O ponto alto da visita é conversar com o senhor Gerardo, um simpático torcedor do Peñarol, que é um dos responsáveis por recepcionar os visitantes. Ele sabe tudo sobre o futebol brasileiro, inclusive contra quem seu time (seja ele qual for) vai jogar na próxima rodada!

Só não espere encontrar absolutamente nenhum aparato tecnológico no museu, pois até na hora de cobrar o ingresso o recurso utilizado é uma velha caixa registradora.

Estádio Centenário e Museo del Fútbol: Av. Dr. Americo Ricaldoni, 11.400 – Montevidéu – Uruguai. Visitas de segunda a sexta.



Montevidéu: Ciudad Vieja e Mercado del Puerto

Passamos 5 dias em Montevidéu no mês de outubro e, de um modo geral, foi decepcionante. Entre outras razões, porque deveríamos seguir as recomendações de dedicar apenas dois ou três dias à capital uruguaia, já que sobra pouco para fazer por lá depois disso. Percebemos isso logo de cara, quando saímos para conhecer a região central, onde concentra-se boa parte dos pontos turísticos.
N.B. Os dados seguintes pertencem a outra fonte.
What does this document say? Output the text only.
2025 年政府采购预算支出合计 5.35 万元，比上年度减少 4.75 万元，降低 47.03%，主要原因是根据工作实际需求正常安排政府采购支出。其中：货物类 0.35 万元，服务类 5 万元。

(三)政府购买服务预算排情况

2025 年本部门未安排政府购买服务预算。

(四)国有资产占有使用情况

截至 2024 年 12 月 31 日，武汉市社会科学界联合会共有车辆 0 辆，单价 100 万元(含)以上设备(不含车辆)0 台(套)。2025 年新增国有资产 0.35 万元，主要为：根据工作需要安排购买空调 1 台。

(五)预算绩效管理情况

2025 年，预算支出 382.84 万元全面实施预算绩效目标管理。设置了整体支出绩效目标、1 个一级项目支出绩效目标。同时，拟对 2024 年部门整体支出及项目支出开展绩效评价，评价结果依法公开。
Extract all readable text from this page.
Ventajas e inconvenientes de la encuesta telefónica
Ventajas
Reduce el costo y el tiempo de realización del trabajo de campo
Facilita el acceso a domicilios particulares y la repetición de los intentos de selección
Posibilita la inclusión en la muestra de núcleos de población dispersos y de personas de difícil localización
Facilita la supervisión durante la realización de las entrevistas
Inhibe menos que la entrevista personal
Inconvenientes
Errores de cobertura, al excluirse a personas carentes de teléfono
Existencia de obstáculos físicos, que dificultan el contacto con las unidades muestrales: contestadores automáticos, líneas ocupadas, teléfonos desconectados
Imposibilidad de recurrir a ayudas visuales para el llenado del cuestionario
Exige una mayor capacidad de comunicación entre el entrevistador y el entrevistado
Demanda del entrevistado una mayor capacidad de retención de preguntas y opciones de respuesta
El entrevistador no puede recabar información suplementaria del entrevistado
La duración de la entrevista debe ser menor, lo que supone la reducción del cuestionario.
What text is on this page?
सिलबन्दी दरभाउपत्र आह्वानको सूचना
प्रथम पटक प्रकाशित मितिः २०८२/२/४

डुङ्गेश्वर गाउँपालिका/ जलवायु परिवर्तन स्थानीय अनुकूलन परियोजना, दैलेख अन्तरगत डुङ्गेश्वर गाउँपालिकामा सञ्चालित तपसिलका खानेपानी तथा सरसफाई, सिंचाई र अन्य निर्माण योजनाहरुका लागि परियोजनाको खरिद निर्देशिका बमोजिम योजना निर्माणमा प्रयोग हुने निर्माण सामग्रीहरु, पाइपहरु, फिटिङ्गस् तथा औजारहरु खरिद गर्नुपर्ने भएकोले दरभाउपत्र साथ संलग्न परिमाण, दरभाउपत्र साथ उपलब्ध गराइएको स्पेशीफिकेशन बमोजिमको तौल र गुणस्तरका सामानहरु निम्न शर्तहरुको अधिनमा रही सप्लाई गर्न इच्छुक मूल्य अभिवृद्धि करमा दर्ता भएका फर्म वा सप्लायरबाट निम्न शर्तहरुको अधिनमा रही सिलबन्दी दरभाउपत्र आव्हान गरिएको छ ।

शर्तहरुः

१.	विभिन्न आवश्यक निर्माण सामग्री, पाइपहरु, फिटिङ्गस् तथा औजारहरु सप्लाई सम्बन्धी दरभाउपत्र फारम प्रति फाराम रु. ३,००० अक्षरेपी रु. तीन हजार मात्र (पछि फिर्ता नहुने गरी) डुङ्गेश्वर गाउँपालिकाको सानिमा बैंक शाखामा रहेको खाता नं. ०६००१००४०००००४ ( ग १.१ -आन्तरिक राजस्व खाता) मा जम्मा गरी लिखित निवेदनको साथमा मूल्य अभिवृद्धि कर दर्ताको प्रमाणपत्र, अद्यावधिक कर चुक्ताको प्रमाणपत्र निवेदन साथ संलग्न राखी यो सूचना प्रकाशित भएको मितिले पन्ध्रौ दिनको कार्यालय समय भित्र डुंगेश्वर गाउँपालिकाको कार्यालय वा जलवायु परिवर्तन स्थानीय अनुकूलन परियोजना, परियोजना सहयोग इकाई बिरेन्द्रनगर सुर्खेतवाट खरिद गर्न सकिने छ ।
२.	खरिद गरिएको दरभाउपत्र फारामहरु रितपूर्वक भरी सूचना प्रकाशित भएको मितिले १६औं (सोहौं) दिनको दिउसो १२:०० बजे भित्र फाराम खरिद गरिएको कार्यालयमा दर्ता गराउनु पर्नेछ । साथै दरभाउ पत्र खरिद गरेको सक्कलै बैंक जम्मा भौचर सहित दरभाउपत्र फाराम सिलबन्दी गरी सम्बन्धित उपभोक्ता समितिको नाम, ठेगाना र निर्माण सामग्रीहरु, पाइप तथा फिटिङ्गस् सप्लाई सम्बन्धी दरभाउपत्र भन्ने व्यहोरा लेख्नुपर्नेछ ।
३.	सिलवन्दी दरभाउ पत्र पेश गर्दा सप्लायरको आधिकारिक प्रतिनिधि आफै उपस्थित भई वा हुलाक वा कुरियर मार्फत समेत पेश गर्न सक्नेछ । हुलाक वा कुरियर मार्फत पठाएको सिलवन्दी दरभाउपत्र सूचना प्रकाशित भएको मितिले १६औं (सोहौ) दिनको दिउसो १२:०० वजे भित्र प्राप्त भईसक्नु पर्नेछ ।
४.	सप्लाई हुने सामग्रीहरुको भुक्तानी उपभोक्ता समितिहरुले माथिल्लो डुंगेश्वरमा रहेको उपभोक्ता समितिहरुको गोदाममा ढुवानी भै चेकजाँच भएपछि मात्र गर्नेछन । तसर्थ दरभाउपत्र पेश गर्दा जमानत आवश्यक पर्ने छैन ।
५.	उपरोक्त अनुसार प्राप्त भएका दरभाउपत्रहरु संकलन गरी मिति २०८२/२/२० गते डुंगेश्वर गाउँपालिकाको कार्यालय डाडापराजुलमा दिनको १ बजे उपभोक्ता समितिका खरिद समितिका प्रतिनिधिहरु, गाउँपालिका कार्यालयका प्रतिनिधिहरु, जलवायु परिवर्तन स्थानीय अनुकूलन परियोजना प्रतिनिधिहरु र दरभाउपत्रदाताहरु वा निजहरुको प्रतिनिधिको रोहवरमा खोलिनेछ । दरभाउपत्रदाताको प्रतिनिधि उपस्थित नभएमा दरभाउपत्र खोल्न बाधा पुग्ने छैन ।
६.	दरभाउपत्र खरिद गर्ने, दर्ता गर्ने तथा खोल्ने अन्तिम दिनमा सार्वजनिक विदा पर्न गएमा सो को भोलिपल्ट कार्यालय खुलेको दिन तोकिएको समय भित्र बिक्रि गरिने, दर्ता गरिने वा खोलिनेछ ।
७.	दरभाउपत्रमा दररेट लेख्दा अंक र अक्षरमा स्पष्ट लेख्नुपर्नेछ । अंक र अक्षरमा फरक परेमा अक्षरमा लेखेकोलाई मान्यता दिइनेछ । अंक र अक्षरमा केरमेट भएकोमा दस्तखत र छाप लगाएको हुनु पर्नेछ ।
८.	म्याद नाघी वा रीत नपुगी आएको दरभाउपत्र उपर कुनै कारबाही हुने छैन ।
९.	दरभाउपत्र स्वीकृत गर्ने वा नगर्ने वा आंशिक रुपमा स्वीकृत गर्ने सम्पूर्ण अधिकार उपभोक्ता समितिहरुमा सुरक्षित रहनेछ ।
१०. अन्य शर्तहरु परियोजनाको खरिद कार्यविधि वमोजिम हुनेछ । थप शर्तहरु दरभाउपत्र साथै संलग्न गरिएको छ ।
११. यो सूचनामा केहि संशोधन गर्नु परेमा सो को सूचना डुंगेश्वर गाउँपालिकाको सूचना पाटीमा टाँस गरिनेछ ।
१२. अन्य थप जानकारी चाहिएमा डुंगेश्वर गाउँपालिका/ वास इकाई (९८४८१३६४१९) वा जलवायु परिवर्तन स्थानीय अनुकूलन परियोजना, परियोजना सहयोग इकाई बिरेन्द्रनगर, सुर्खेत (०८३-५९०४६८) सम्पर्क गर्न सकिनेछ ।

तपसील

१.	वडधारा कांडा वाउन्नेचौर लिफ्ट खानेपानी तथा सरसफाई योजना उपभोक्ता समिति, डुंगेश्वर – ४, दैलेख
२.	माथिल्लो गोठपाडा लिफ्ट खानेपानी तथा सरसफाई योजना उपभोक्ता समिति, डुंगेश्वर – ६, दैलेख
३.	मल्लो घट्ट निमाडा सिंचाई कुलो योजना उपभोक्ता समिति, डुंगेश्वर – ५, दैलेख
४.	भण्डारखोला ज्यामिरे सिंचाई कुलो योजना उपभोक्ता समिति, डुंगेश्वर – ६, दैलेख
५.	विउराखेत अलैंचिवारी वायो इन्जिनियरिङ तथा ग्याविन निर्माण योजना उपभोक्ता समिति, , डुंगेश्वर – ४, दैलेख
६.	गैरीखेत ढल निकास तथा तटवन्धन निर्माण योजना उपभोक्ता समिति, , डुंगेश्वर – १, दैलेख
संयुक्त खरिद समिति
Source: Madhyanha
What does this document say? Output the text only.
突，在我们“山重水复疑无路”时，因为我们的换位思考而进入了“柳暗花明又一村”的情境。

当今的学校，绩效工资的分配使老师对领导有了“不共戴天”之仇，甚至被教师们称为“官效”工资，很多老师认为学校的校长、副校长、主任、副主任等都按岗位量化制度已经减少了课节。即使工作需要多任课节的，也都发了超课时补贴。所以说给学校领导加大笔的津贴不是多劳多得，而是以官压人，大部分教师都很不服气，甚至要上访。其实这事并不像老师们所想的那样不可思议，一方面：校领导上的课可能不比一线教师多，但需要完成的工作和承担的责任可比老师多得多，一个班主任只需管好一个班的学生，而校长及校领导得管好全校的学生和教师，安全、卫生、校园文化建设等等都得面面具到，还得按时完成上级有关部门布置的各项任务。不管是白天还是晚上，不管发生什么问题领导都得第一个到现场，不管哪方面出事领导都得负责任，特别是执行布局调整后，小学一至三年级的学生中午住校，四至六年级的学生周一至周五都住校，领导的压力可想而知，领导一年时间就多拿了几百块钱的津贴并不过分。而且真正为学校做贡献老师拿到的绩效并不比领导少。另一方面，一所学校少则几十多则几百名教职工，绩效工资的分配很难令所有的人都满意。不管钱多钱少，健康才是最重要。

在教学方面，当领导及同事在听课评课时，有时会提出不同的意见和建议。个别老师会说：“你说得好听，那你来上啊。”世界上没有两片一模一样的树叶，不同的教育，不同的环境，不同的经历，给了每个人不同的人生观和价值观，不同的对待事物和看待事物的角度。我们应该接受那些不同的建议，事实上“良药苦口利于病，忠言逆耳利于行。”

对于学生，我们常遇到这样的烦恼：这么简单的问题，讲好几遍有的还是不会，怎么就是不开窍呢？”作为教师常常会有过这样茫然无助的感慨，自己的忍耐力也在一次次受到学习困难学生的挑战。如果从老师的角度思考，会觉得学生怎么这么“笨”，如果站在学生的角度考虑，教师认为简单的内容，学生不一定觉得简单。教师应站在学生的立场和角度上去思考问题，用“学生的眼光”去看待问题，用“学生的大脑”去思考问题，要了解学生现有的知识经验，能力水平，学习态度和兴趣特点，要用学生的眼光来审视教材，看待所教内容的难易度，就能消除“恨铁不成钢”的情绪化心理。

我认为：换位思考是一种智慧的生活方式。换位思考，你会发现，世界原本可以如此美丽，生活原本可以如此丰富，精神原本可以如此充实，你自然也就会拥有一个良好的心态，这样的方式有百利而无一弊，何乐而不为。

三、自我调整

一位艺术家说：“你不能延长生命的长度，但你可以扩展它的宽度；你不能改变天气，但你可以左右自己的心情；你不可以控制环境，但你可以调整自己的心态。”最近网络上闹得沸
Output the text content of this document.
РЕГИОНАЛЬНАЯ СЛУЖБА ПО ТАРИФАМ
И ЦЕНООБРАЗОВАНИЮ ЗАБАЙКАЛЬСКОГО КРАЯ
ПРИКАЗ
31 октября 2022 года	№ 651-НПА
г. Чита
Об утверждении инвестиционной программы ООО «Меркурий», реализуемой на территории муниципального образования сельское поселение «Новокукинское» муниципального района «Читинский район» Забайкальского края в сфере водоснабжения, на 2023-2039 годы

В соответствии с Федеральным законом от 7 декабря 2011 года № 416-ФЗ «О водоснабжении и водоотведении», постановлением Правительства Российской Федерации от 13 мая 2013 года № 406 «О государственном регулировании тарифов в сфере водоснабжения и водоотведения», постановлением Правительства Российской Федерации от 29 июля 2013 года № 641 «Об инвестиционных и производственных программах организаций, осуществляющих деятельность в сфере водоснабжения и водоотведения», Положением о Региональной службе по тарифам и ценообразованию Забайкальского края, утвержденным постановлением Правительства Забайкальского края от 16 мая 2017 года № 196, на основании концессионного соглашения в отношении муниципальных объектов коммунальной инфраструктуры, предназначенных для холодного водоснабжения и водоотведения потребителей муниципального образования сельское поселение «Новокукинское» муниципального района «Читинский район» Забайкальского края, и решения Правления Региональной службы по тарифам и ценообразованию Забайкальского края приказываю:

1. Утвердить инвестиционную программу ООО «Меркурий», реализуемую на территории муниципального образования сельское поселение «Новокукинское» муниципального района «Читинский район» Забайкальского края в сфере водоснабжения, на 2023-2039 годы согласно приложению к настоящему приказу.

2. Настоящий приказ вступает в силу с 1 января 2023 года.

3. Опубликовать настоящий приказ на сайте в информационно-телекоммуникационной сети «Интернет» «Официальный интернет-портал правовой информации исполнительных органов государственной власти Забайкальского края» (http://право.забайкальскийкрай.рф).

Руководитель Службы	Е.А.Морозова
Com um calçado confortável e disposição para caminhar, é possível conhecer a pé toda essa parte da cidade. A Plaza Independência é a principal. Na esquina dela com a avenida 18 de Julio, a mais importante via comercial de Montevidéu, está o Palácio Salvo, um prédio altão projetado pelo arquiteto italiano Mario Palanti, o mesmo que assina o parecido (porém mais conservado) Edifício Barolo, em Buenos Aires. A construção chama a atenção pela altura – são 95 metros –, mas não pela beleza. Carece de uns bons retoques e várias de suas unidades estão à venda.

Na mesma região estão o Palácio Estevez, um casarão já utilizado como sede do governo uruguaio, e uma construção moderna que é o atual edifício presidencial. No centro da praça, há uma grande estátua do herói nacional, aquele que expulsou os espanhóis em 1811, o general José Artigas em seu cavalo.


Atrás da escultura, a Puerta de la Ciudadela relembra a época em que Montevidéu era cercada por uma muralha. Com restauração concluída em 2009, o portal marca o começo da região conhecida como Ciudad Vieja. Olhando para a esquerda, o visitante verá o Teatro Solís, principal palco das artes cênicas uruguaias, que visitaríamos mais tarde.

Essa caminhada de reconhecimento da área central de Montevidéu foi desapontadora. Sem exageros, não nos encantamos por absolutamente nenhuma das construções históricas. Vimos um centro muito parecido com o da nossa cidade, São Paulo, o que lamentamos dizer que não é exatamente um elogio. Percebemos por lá os mesmos problemas sociais e urbanísticos, mas sem a visão reconfortante de preciosidades arquitetônicas como o Copan, o Municipal, o Martinelli, o viaduto Santa Ifigênia…

É isso, achamos o centro de Montevidéu feio e não tão seguro como prevíamos. No percurso a partir do hotel, no Barrio Sur – poucas quadras distante – fomos abordados duas vezes por gente pedindo dinheiro com cara de poucos amigos, vimos muitos moradores de rua e não nos sentimos tão à vontade para usar a câmera – a Débora fez várias fotos sob olhar fixo de gente mal encarada, sobretudo nas partes menos movimentadas. Turistas eram poucos e concentravam-se nos pontos mais óbvios, os mesmos onde havia presença policial – com exceção do domingo, dia em que vimos bem mais polícia na rua.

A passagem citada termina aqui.